UMMA clinic sees many patients who have diabetes and hypertension but don't know how to deal manage their illnesses. Doctors often come at a premium in community clinics -- where salaries are lower -- so midlevel providers often shoulder the workload.

In an exam room, Gandhi examines her long-missing patient, Hamdi Badar, a 52-year-old taxi driver originally from Indonesia. He's had diabetes years, but because he's been AWOL from the clinic, it's now out of control.

Gandhi reminds him what poorly controlled diabetes can do. "Sometimes that can mean that you get problems with your heart, right, you remember that?" she asks him. "With your eyes? With your kidneys?"

Gandhi seems to have captured Badar's attention. "I didn't realize it was so bad like that," he says.

About 2,000 patients walk into UMMA every year. Simmi Gandhi sees up to four patients an hour.
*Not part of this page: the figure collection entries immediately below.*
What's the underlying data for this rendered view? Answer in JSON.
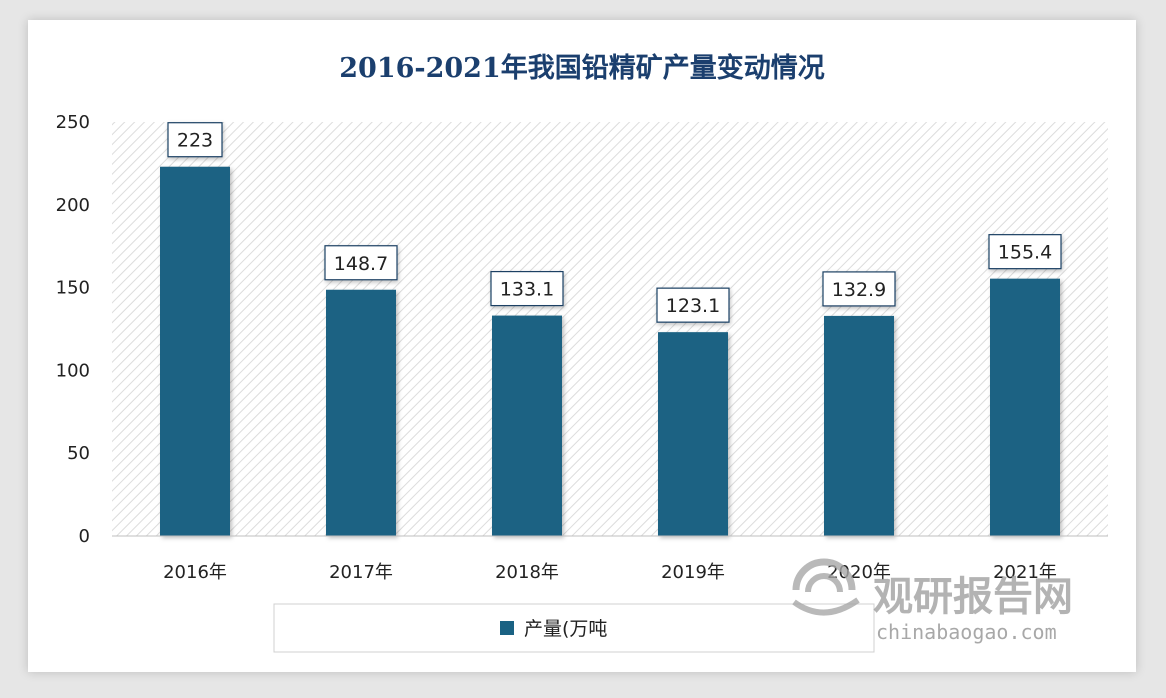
{
  "chart_data": {
    "type": "bar",
    "title": "2016-2021年我国铅精矿产量变动情况",
    "categories": [
      "2016年",
      "2017年",
      "2018年",
      "2019年",
      "2020年",
      "2021年"
    ],
    "series": [
      {
        "name": "产量(万吨",
        "values": [
          223,
          148.7,
          133.1,
          123.1,
          132.9,
          155.4
        ],
        "labels": [
          "223",
          "148.7",
          "133.1",
          "123.1",
          "132.9",
          "155.4"
        ]
      }
    ],
    "yticks": [
      "0",
      "50",
      "100",
      "150",
      "200",
      "250"
    ],
    "ylim": [
      0,
      250
    ],
    "bar_color": "#1a6283",
    "legend_position": "bottom"
  },
  "watermark": {
    "brand": "观研报告网",
    "url": "chinabaogao.com"
  }
}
Without her and her fellow mid-level providers, UMMA couldn't care for as many people as it does.

Five minutes away, at St. John's Well Child and Family Center, family nurse practitioner Alexis Gomez is checking up on 74-year-old Rafael Baez. He has high blood pressure, diabetes and a history of heart failure. So Gomez questions him in Spanish  about his diet. Are you eating a lot of tortillas? No, says Baez. How about fruits and vegetables. Yes, Baez says. Gomez tells him that's good, because fruits and vegetables are important to his diet.

Gomez has an unusual vantage point. He was a doctor in Cuba and a midlevel provider in the U.S. He sees the importance of professionals like him to fill a yawning gap in primary care.
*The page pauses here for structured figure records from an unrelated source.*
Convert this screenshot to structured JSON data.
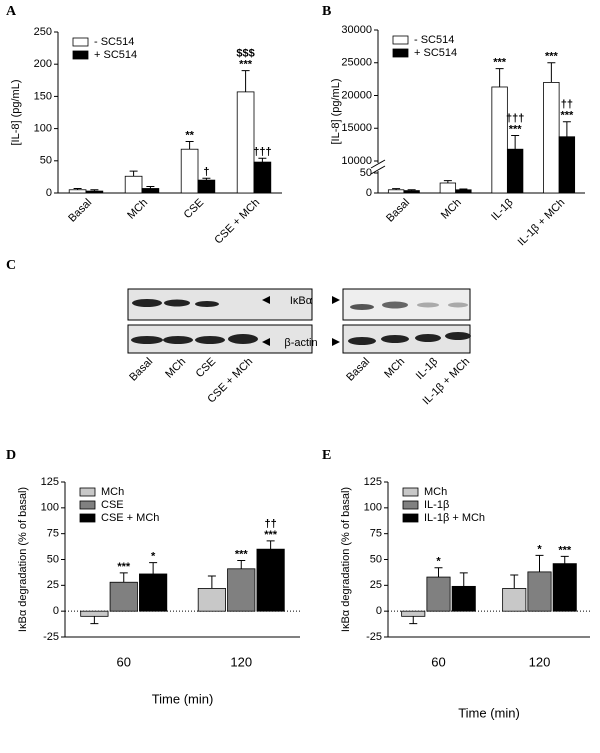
{
  "chart_data": [
    {
      "type": "bar",
      "panel": "A",
      "ylabel": "[IL-8] (pg/mL)",
      "categories": [
        "Basal",
        "MCh",
        "CSE",
        "CSE + MCh"
      ],
      "series": [
        {
          "name": "- SC514",
          "color": "#ffffff",
          "values": [
            5,
            26,
            68,
            157
          ],
          "errors": [
            2,
            8,
            12,
            33
          ],
          "annotations": [
            null,
            null,
            [
              "**"
            ],
            [
              "$$$",
              "***"
            ]
          ]
        },
        {
          "name": "+ SC514",
          "color": "#000000",
          "values": [
            3,
            7,
            20,
            48
          ],
          "errors": [
            2,
            3,
            3,
            6
          ],
          "annotations": [
            null,
            null,
            [
              "†"
            ],
            [
              "†††"
            ]
          ]
        }
      ],
      "ylim": [
        0,
        250
      ],
      "yticks": [
        0,
        50,
        100,
        150,
        200,
        250
      ]
    },
    {
      "type": "bar",
      "panel": "B",
      "ylabel": "[IL-8] (pg/mL)",
      "categories": [
        "Basal",
        "MCh",
        "IL-1β",
        "IL-1β + MCh"
      ],
      "series": [
        {
          "name": "- SC514",
          "color": "#ffffff",
          "values": [
            8,
            25,
            21300,
            22000
          ],
          "errors": [
            3,
            6,
            2800,
            3000
          ],
          "annotations": [
            null,
            null,
            [
              "***"
            ],
            [
              "***"
            ]
          ]
        },
        {
          "name": "+ SC514",
          "color": "#000000",
          "values": [
            6,
            8,
            11800,
            13700
          ],
          "errors": [
            2,
            2,
            2100,
            2300
          ],
          "annotations": [
            null,
            null,
            [
              "†††",
              "***"
            ],
            [
              "††",
              "***"
            ]
          ]
        }
      ],
      "ylim": [
        0,
        30000
      ],
      "ybreak": [
        50,
        10000
      ],
      "yticks": [
        0,
        50,
        10000,
        15000,
        20000,
        25000,
        30000
      ]
    },
    {
      "type": "bar",
      "panel": "D",
      "ylabel": "IκBα degradation (% of basal)",
      "xlabel": "Time (min)",
      "categories": [
        "60",
        "120"
      ],
      "zero_line": true,
      "series": [
        {
          "name": "MCh",
          "color": "#c8c8c8",
          "values": [
            -5,
            22
          ],
          "errors": [
            7,
            12
          ],
          "annotations": [
            null,
            null
          ]
        },
        {
          "name": "CSE",
          "color": "#808080",
          "values": [
            28,
            41
          ],
          "errors": [
            9,
            8
          ],
          "annotations": [
            [
              "***"
            ],
            [
              "***"
            ]
          ]
        },
        {
          "name": "CSE + MCh",
          "color": "#000000",
          "values": [
            36,
            60
          ],
          "errors": [
            11,
            8
          ],
          "annotations": [
            [
              "*"
            ],
            [
              "††",
              "***"
            ]
          ]
        }
      ],
      "ylim": [
        -25,
        125
      ],
      "yticks": [
        -25,
        0,
        25,
        50,
        75,
        100,
        125
      ]
    },
    {
      "type": "bar",
      "panel": "E",
      "ylabel": "IκBα degradation (% of basal)",
      "xlabel": "Time (min)",
      "categories": [
        "60",
        "120"
      ],
      "zero_line": true,
      "series": [
        {
          "name": "MCh",
          "color": "#c8c8c8",
          "values": [
            -5,
            22
          ],
          "errors": [
            7,
            13
          ],
          "annotations": [
            null,
            null
          ]
        },
        {
          "name": "IL-1β",
          "color": "#808080",
          "values": [
            33,
            38
          ],
          "errors": [
            9,
            16
          ],
          "annotations": [
            [
              "*"
            ],
            [
              "*"
            ]
          ]
        },
        {
          "name": "IL-1β +  MCh",
          "color": "#000000",
          "values": [
            24,
            46
          ],
          "errors": [
            13,
            7
          ],
          "annotations": [
            null,
            [
              "***"
            ]
          ]
        }
      ],
      "ylim": [
        -25,
        125
      ],
      "yticks": [
        -25,
        0,
        25,
        50,
        75,
        100,
        125
      ]
    }
  ],
  "blot": {
    "panel": "C",
    "bands": [
      "IκBα",
      "β-actin"
    ],
    "left_lanes": [
      "Basal",
      "MCh",
      "CSE",
      "CSE + MCh"
    ],
    "right_lanes": [
      "Basal",
      "MCh",
      "IL-1β",
      "IL-1β + MCh"
    ]
  }
}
Gomez puts it in simple terms: If St. Johns' midlevel providers played hooky one day, it would be "a disaster," he says.

Dr. Padra Nourparvar is the lone doctor at the same St. John's clinic where Gomez works. He agrees with Gomez and says there's a "always a shortage" of primary care providers in their clinic.

But Dr. Nourpavar says that doesn't mean mid-levels can replace doctors. He says that'll be true even as the patient load swells next year with people who'll gain health insurance under the Affordable Care Act's Medi-Cal expansion.
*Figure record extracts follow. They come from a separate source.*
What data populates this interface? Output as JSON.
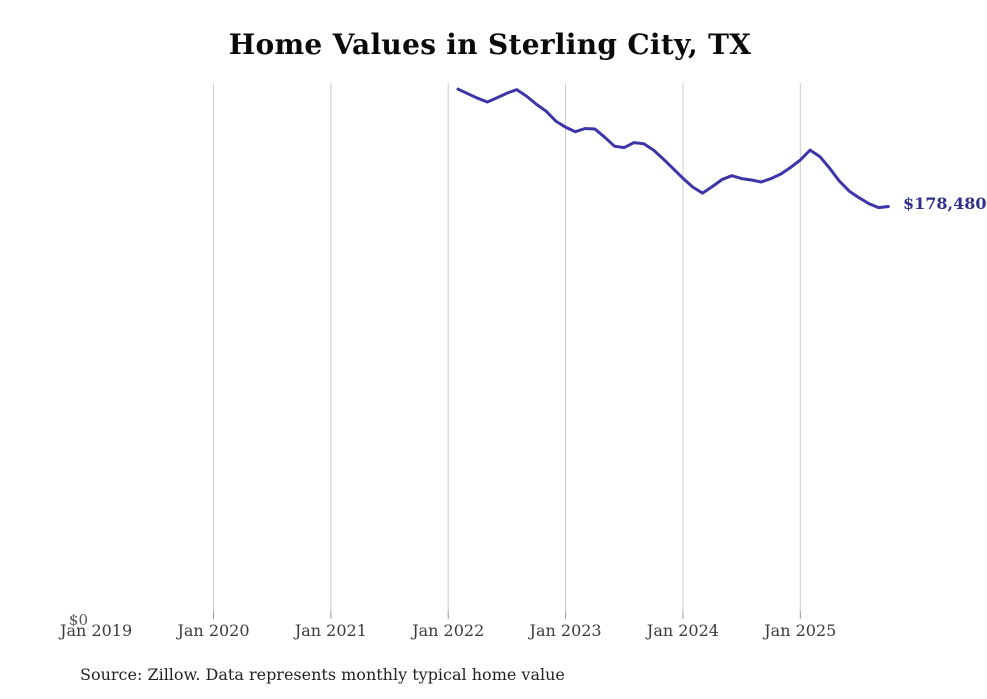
{
  "chart_data": {
    "type": "line",
    "title": "Home Values in Sterling City, TX",
    "source": "Source: Zillow. Data represents monthly typical home value",
    "series_name": "Monthly typical home value",
    "unit": "USD",
    "xlabel": "",
    "ylabel": "",
    "y_zero_label": "$0",
    "end_label": "$178,480",
    "final_value": 178480,
    "ylim": [
      0,
      233000
    ],
    "grid": "vertical-only",
    "legend": "none",
    "x": [
      "2022-02",
      "2022-03",
      "2022-04",
      "2022-05",
      "2022-06",
      "2022-07",
      "2022-08",
      "2022-09",
      "2022-10",
      "2022-11",
      "2022-12",
      "2023-01",
      "2023-02",
      "2023-03",
      "2023-04",
      "2023-05",
      "2023-06",
      "2023-07",
      "2023-08",
      "2023-09",
      "2023-10",
      "2023-11",
      "2023-12",
      "2024-01",
      "2024-02",
      "2024-03",
      "2024-04",
      "2024-05",
      "2024-06",
      "2024-07",
      "2024-08",
      "2024-09",
      "2024-10",
      "2024-11",
      "2024-12",
      "2025-01",
      "2025-02",
      "2025-03",
      "2025-04",
      "2025-05",
      "2025-06",
      "2025-07",
      "2025-08",
      "2025-09",
      "2025-10"
    ],
    "values": [
      230300,
      228300,
      226300,
      224600,
      226500,
      228500,
      230100,
      227200,
      223700,
      220600,
      216200,
      213500,
      211500,
      212900,
      212700,
      209100,
      205100,
      204500,
      206700,
      206200,
      203400,
      199400,
      195200,
      191000,
      187100,
      184400,
      187300,
      190400,
      192100,
      190800,
      190200,
      189300,
      190800,
      192800,
      195700,
      199000,
      203400,
      200500,
      195400,
      189700,
      185300,
      182400,
      179800,
      178000,
      178480
    ],
    "x_ticks": [
      {
        "label": "Jan 2019",
        "month_offset": -37,
        "gridline": false
      },
      {
        "label": "Jan 2020",
        "month_offset": -25,
        "gridline": true
      },
      {
        "label": "Jan 2021",
        "month_offset": -13,
        "gridline": true
      },
      {
        "label": "Jan 2022",
        "month_offset": -1,
        "gridline": true
      },
      {
        "label": "Jan 2023",
        "month_offset": 11,
        "gridline": true
      },
      {
        "label": "Jan 2024",
        "month_offset": 23,
        "gridline": true
      },
      {
        "label": "Jan 2025",
        "month_offset": 35,
        "gridline": true
      }
    ],
    "colors": {
      "line": "#3d35a8",
      "end_label": "#30308c",
      "gridline": "#cccccc",
      "tick": "#999999",
      "axis_label": "#3b3b3b",
      "title": "#0a0a0a",
      "source": "#222222"
    },
    "layout": {
      "x_start": 458,
      "x_step": 9.78,
      "y_zero": 611,
      "y_top": 83,
      "tick_length": 8,
      "line_width": 3
    }
  }
}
"You cannot completely substitute physicians," he says. "Because then the quality of the care can go down. You need ... [some] people with more experience and higher education to also be involved, to make sure that the quality is not compromised."

Back at UMMA clinic Dr. Felix Aguilar its president and CEO, disagrees. "The future is not with physicians; the future of primary care will be with what we call mid-level providers."